More than a million Americans have HIV and the Center for Disease Control estimates that about 12 percent of these people don’t even know they’re affected.
Feb 7 is National Black HIV/AIDS Awareness Day. The point of the day is to get more black Americans discussing the sexually transmitted disease, the importance of testing and being sexually safe in general.
“We don’t talk about this kind of thing often but we have to because when you combine this with our poor access to health it can spell really bad things for our people,” said Dr. Juanita Bryant, a NYC-based doctor. “Already, we don’t talk about sex and sexuality. This puts our youth at risk.”
Bryant is referring to the lack of communication that’s common in black families when it comes to sex. And when it comes to sexuality, particularly if you’re gay, this talk can get you kicked out of the home. Just this week, Open Mic Rochester reported that black LGBT youth are not only more likely to become homeless due to family rejection, but also more likely to stay homeless.

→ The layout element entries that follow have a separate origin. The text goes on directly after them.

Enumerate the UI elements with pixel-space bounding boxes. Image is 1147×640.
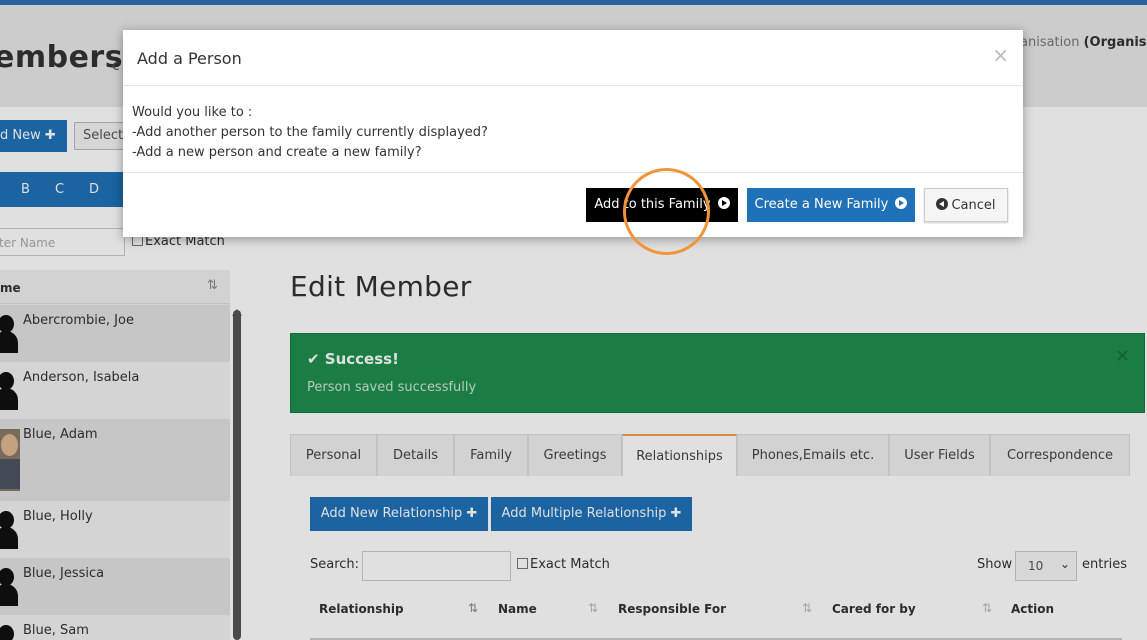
modal-body-line: Would you like to : [132, 105, 253, 120]
modal-title: Add a Person [137, 49, 242, 68]
arrow-circle-right-icon [895, 197, 908, 209]
click-highlight-ring [623, 168, 710, 255]
arrow-circle-right-icon [717, 197, 730, 209]
create-new-family-button[interactable]: Create a New Family [747, 188, 915, 222]
modal-header: Add a Person × [123, 30, 1023, 86]
modal-body: Would you like to : -Add another person … [132, 103, 488, 163]
modal-body-line: -Add a new person and create a new famil… [132, 145, 422, 160]
modal-body-line: -Add another person to the family curren… [132, 125, 488, 140]
add-person-modal: Add a Person × Would you like to : -Add … [123, 30, 1023, 237]
cancel-button[interactable]: Cancel [924, 188, 1008, 222]
arrow-circle-left-icon [936, 198, 949, 210]
close-icon[interactable]: × [992, 43, 1009, 67]
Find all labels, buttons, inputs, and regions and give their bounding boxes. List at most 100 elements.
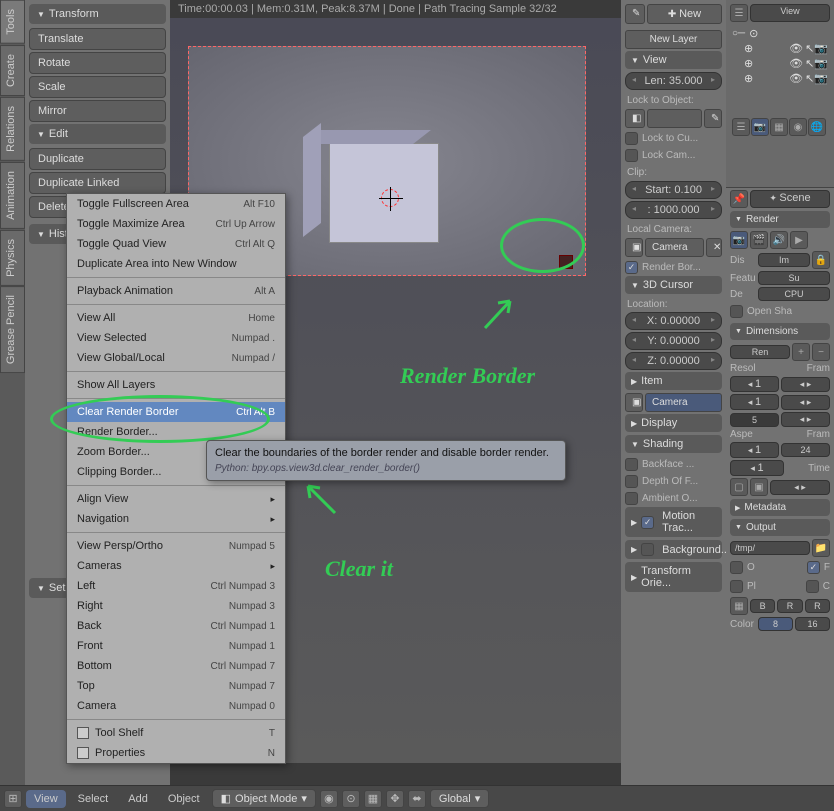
visibility-icon[interactable]: 👁 xyxy=(789,57,803,70)
prop-tab-render[interactable]: 📷 xyxy=(751,118,769,136)
lock-object-field[interactable] xyxy=(647,109,702,128)
editor-type-icon[interactable]: ⊞ xyxy=(4,790,22,808)
open-shading-check[interactable]: Open Sha xyxy=(730,303,830,320)
lens-field[interactable]: Len: 35.000 xyxy=(625,72,722,90)
new-layer-button[interactable]: New Layer xyxy=(625,30,722,49)
np-motion-header[interactable]: Motion Trac... xyxy=(625,507,722,537)
menu-item-show-all-layers[interactable]: Show All Layers xyxy=(67,375,285,395)
menu-item-properties[interactable]: PropertiesN xyxy=(67,743,285,763)
header-add-menu[interactable]: Add xyxy=(120,790,156,808)
translate-button[interactable]: Translate xyxy=(29,28,166,50)
cursor-z-field[interactable]: Z: 0.00000 xyxy=(625,352,722,370)
outliner-item-row-3[interactable]: ⊕👁↖📷 xyxy=(730,71,830,86)
menu-item-render-border-[interactable]: Render Border... xyxy=(67,422,285,442)
shading-icon[interactable]: ◉ xyxy=(320,790,338,808)
folder-icon[interactable]: 📁 xyxy=(812,539,830,557)
menu-item-left[interactable]: LeftCtrl Numpad 3 xyxy=(67,576,285,596)
renderable-icon[interactable]: 📷 xyxy=(814,42,828,55)
render-header[interactable]: Render xyxy=(730,211,830,228)
cursor-y-field[interactable]: Y: 0.00000 xyxy=(625,332,722,350)
placeholder-check[interactable]: Pl xyxy=(730,578,756,595)
menu-item-bottom[interactable]: BottomCtrl Numpad 7 xyxy=(67,656,285,676)
mode-dropdown[interactable]: ◧ Object Mode ▾ xyxy=(212,789,316,808)
output-path-field[interactable]: /tmp/ xyxy=(730,541,810,555)
menu-item-playback-animation[interactable]: Playback AnimationAlt A xyxy=(67,281,285,301)
clip-start-field[interactable]: Start: 0.100 xyxy=(625,181,722,199)
layers-icon[interactable]: ▦ xyxy=(364,790,382,808)
pivot-icon[interactable]: ⊙ xyxy=(342,790,360,808)
menu-item-clear-render-border[interactable]: Clear Render BorderCtrl Alt B xyxy=(67,402,285,422)
cursor-x-field[interactable]: X: 0.00000 xyxy=(625,312,722,330)
outliner-scene-row[interactable]: ○─ ⊙ xyxy=(730,26,830,41)
menu-item-right[interactable]: RightNumpad 3 xyxy=(67,596,285,616)
ren-preset[interactable]: Ren xyxy=(730,345,790,359)
cache-check[interactable]: C xyxy=(806,578,830,595)
duplicate-linked-button[interactable]: Duplicate Linked xyxy=(29,172,166,194)
vtab-grease-pencil[interactable]: Grease Pencil xyxy=(0,286,25,373)
pencil-icon[interactable]: ✎ xyxy=(625,4,645,24)
menu-item-align-view[interactable]: Align View xyxy=(67,489,285,509)
outliner-item-row[interactable]: ⊕👁↖📷 xyxy=(730,41,830,56)
visibility-icon[interactable]: 👁 xyxy=(789,42,803,55)
selectable-icon[interactable]: ↖ xyxy=(805,72,814,85)
lock-cursor-check[interactable]: Lock to Cu... xyxy=(625,130,722,147)
vtab-physics[interactable]: Physics xyxy=(0,230,25,286)
frame-step-field[interactable]: ◂ ▸ xyxy=(781,412,830,427)
lock-ui-icon[interactable]: 🔒 xyxy=(812,251,830,269)
menu-item-view-all[interactable]: View AllHome xyxy=(67,308,285,328)
np-item-header[interactable]: Item xyxy=(625,372,722,390)
menu-item-tool-shelf[interactable]: Tool ShelfT xyxy=(67,723,285,743)
rgb-btn[interactable]: R xyxy=(777,599,802,613)
aspx-field[interactable]: ◂ 1 xyxy=(730,442,779,458)
selectable-icon[interactable]: ↖ xyxy=(805,42,814,55)
vtab-create[interactable]: Create xyxy=(0,45,25,96)
visibility-icon[interactable]: 👁 xyxy=(789,72,803,85)
np-display-header[interactable]: Display xyxy=(625,414,722,432)
menu-item-cameras[interactable]: Cameras xyxy=(67,556,285,576)
render-audio-icon[interactable]: 🔊 xyxy=(770,231,788,249)
resx-field[interactable]: ◂ 1 xyxy=(730,376,779,392)
vtab-relations[interactable]: Relations xyxy=(0,97,25,161)
preset-del-icon[interactable]: − xyxy=(812,343,830,361)
outliner-item-row-2[interactable]: ⊕👁↖📷 xyxy=(730,56,830,71)
backface-check[interactable]: Backface ... xyxy=(625,456,722,473)
mirror-button[interactable]: Mirror xyxy=(29,100,166,122)
header-view-menu[interactable]: View xyxy=(26,790,66,808)
aspy-field[interactable]: ◂ 1 xyxy=(730,460,784,476)
header-object-menu[interactable]: Object xyxy=(160,790,208,808)
frame-end-field[interactable]: ◂ ▸ xyxy=(781,395,830,410)
menu-item-toggle-quad-view[interactable]: Toggle Quad ViewCtrl Alt Q xyxy=(67,234,285,254)
overwrite-check[interactable]: O xyxy=(730,559,755,576)
new-button[interactable]: ✚ New xyxy=(647,4,722,24)
vtab-animation[interactable]: Animation xyxy=(0,162,25,229)
camera-field[interactable]: Camera xyxy=(645,238,704,257)
duplicate-button[interactable]: Duplicate xyxy=(29,148,166,170)
preset-add-icon[interactable]: + xyxy=(792,343,810,361)
panel-edit[interactable]: Edit xyxy=(29,124,166,144)
resy-field[interactable]: ◂ 1 xyxy=(730,394,779,410)
depth-16-btn[interactable]: 16 xyxy=(795,617,830,631)
device-dropdown[interactable]: CPU xyxy=(758,287,830,301)
output-header[interactable]: Output xyxy=(730,519,830,536)
scale-button[interactable]: Scale xyxy=(29,76,166,98)
render-anim-icon[interactable]: 🎬 xyxy=(750,231,768,249)
selectable-icon[interactable]: ↖ xyxy=(805,57,814,70)
menu-item-toggle-maximize-area[interactable]: Toggle Maximize AreaCtrl Up Arrow xyxy=(67,214,285,234)
menu-item-front[interactable]: FrontNumpad 1 xyxy=(67,636,285,656)
eyedropper-icon[interactable]: ✎ xyxy=(704,109,722,128)
np-cursor-header[interactable]: 3D Cursor xyxy=(625,276,722,294)
frame-start-field[interactable]: ◂ ▸ xyxy=(781,377,830,392)
menu-item-view-global-local[interactable]: View Global/LocalNumpad / xyxy=(67,348,285,368)
outliner-view-dropdown[interactable]: View xyxy=(750,4,830,22)
time-field[interactable]: ◂ ▸ xyxy=(770,480,830,495)
render-play-icon[interactable]: ▶ xyxy=(790,231,808,249)
item-camera-field[interactable]: Camera xyxy=(645,393,722,412)
render-border-check[interactable]: Render Bor... xyxy=(625,259,722,276)
scene-breadcrumb[interactable]: ✦ Scene xyxy=(750,190,830,208)
menu-item-view-persp-ortho[interactable]: View Persp/OrthoNumpad 5 xyxy=(67,536,285,556)
menu-item-navigation[interactable]: Navigation xyxy=(67,509,285,529)
res-pct-field[interactable]: 5 xyxy=(730,413,779,427)
outliner-type-icon[interactable]: ☰ xyxy=(730,4,748,22)
np-shading-header[interactable]: Shading xyxy=(625,435,722,453)
depth-8-btn[interactable]: 8 xyxy=(758,617,793,631)
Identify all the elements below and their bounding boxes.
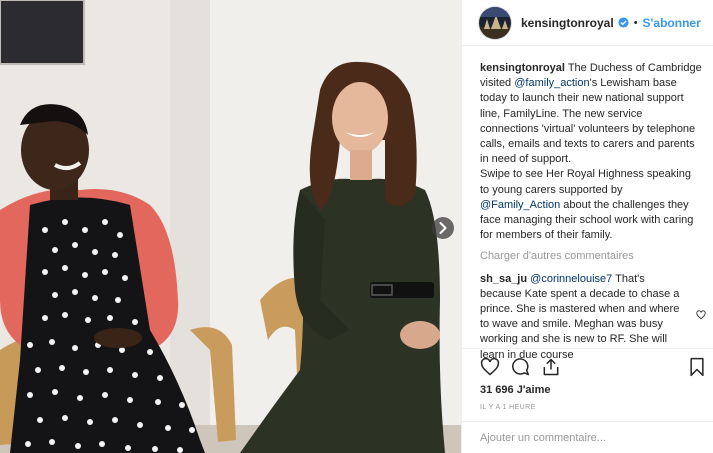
avatar[interactable] — [478, 5, 512, 40]
load-more-comments-button[interactable]: Charger d'autres commentaires — [480, 249, 702, 264]
caption-username[interactable]: kensingtonroyal — [480, 62, 565, 74]
caption-mention[interactable]: @family_action — [514, 77, 589, 89]
caption-mention[interactable]: @Family_Action — [480, 199, 560, 211]
comment-icon[interactable] — [510, 357, 530, 382]
post-actions-bar — [462, 348, 713, 378]
follow-button[interactable]: S'abonner — [643, 16, 701, 30]
avatar-image — [479, 6, 511, 39]
share-icon[interactable] — [541, 357, 561, 382]
post-caption: kensingtonroyal The Duchess of Cambridge… — [480, 61, 702, 243]
comment-like-heart-icon[interactable] — [696, 310, 706, 325]
header-username[interactable]: kensingtonroyal — [521, 16, 614, 30]
chevron-right-icon — [439, 222, 447, 234]
likes-count[interactable]: 31 696 J'aime — [480, 384, 551, 396]
caption-text: Swipe to see Her Royal Highness speaking… — [480, 168, 691, 196]
photo-image — [0, 0, 461, 453]
caption-text: 's Lewisham base today to launch their n… — [480, 77, 696, 166]
heart-icon[interactable] — [480, 357, 500, 382]
post-timestamp: IL Y A 1 HEURE — [480, 404, 536, 411]
next-photo-button[interactable] — [432, 217, 454, 239]
bookmark-icon[interactable] — [688, 357, 706, 382]
post-side-panel: kensingtonroyal • S'abonner kensingtonro… — [461, 0, 713, 453]
post-header: kensingtonroyal • S'abonner — [462, 0, 713, 46]
header-separator: • — [633, 16, 638, 29]
comments-section: kensingtonroyal The Duchess of Cambridge… — [480, 61, 706, 363]
comment-mention[interactable]: @corinnelouise7 — [530, 273, 612, 285]
comment-username[interactable]: sh_sa_ju — [480, 273, 527, 285]
verified-badge-icon — [618, 17, 629, 28]
post-photo[interactable] — [0, 0, 461, 453]
add-comment-input[interactable]: Ajouter un commentaire... — [462, 421, 713, 453]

You probably don’t hear much about HIV/AIDS anymore but that doesn’t mean it’s not still around, said Bryant. The sexually transmitted disease reached peaks in the mid-1980s. It primarily affected the LGBT community at first and as a result of this, many advocates believe it was initially swept under the rug.
New cases have reduced by 66 percent and more knowledge and better healthcare means diagnosis isn’t automatically a death sentence but you must get tested early, says the CDC:
“Far too many people are diagnosed too late to fully bene t from life-extending treatment. Among those initially diagnosed with HIV infection during 2014, one-quarter (23 percent) were simultaneously diagnosed with AIDS, indicating they were likely infected for many years without knowing it.”
In 2015, the latest year data is available, approximately 17,670 African Americans received a diagnosis of HIV infection. Black Americans are listed as the third most likely to get infected with HIV, after men who have sex with men and drug (injection) users. Black Americans make up roughly half of new cases, but just a little over 12 percent of the general population.
“At some point in their lives, approximately one in 20 black men will be diagnosed with HIV, as will one in 48 black women,” states the CDC.
“It’s scary,” said Bryant. “I think when something is scary, we want to ignore it or run away but if you do that with HIV/AIDS you can set yourself up for a worst future trying to treat it. Do yourself a favor and know your status.”
Want to get tested? It’s free and relatively quick. Here are clinics near you
One thing to keep in mind? HIV can take a while to show up, meaning if you get tested and don’t immediately test positive you’re not automatically in the clear. Experts recommend getting tested again three months later and to stay in the habit of regular testing regardless of your sexual history and relationship status.